As informações foram apresentadas durante audiência pública da Comissão de Defesa dos Direitos da Mulher, da Assembleia Legislativa do Rio (Alerj), nesta terça-feira (29/08), na sede da Alerj.
“Só no primeiro semestre de 2023, 113 pessoas foram baleadas no estado, esse número é alarmante. Apesar de menos visibilizadas, as mulheres sofrem muito com a violência armada e engrossam essa estatística. Ao menos 33% das vítimas que foram baleadas nos últimos anos tiveram o corpo atingido durante operações ou ações policiais. É um número que choca, porque vemos quanto às operações policiais colocam em risco a vida de mulheres fluminenses”, explicou Íris Rosa, pesquisadora do Instituto.
Para a presidente da Comissão da Alerj, deputada Renata Sousa (PSol), esse é um dado importante que precisa ser analisado. “Esse dado para mim é inédito e muito relevante. Homens com porte de armas são mais propícios a cometer feminicídios e precisamos estar atentos a isso”, disse a parlamentar.
A coordenadora de pesquisas do instituto Redes da Maré, Isabel Barbosa, também revelou que entre os principais tipos de violências registradas por mulheres na comunidade estão as violações sexuais ainda na infância, agressões domésticas, crimes de racismo e ameaças contra mulheres que mantêm relacionamentos homoafetivos.
“Se você é mulher no território de favela, você sofre atos específicos. As mulheres também se organizam para criar estratégias para agir diante dessa realidade através de coletivos e movimentos sociais. Ao pedir suporte do Estado essas mulheres não se sentem acolhidas e por isso elas procuram sempre redes de apoio”, disse Isabel.
Ana Paula de Oliveira, que integra o Coletivo Mães de Manguinhos, é uma das mulheres que engrossam essas estáticas. Ela perdeu o filho, Jonatan de Oliveira Lima, de 19 anos, em 2014, vítima de bala perdida, em Manguinhos. “Não gosto de dizer que foi uma bala perdida, porque meu filho foi alvejado com um tiro nas costas. Ele estava voltando da casa da namorada quando foi baleado. Essas balas têm CEP, uma cor e ela não atinge todo mundo”, relatou.
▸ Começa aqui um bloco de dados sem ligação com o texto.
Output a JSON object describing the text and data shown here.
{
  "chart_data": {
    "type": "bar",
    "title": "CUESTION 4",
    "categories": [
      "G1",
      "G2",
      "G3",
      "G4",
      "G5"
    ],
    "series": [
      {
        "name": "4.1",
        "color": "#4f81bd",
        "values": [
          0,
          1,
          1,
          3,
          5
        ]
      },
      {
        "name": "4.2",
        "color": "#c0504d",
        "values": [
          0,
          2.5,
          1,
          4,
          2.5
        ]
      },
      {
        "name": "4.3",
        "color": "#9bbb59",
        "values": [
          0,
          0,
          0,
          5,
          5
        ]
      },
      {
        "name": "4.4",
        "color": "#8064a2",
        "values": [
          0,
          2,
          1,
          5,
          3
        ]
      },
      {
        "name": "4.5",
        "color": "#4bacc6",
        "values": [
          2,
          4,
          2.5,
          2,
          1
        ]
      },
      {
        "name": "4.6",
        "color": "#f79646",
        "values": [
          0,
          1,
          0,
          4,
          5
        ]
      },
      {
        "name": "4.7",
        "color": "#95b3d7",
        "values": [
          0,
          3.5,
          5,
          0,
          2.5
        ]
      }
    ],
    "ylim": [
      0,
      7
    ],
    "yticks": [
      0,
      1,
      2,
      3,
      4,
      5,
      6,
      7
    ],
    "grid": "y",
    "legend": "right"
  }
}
Para ela, é preciso uma ação mais contundente do Estado nas fronteiras e aeroportos para coibir a entrada de armas nas comunidades do Rio. “Precisamos de uma política de segurança que atenda a todos e em que todas as vidas sejam preservadas. O tráfico de drogas também pode ser combatido muito antes deles entrarem nas favelas”, argumentou Ana Paula.
O Estado tem realizado ações para dar suporte a essas mulheres, segundo a superintendente de Enfrentamento à Violência contra a Mulher da Secretaria de Estado da Mulher, Tatiana Queiroz. “Estamos trabalhando na implantação de um programa chamado Serviço de Educação e Responsabilização do Homem, que tem o objetivo de inserir o homem nessa discussão e tentar aniquilar o papel machista que muitos têm sobre as mulheres. Além disso, estamos promovendo cursos de capacitação e pensando em outras formas de inserir essa mulher no mercado de trabalho”, pontuou Tatiana.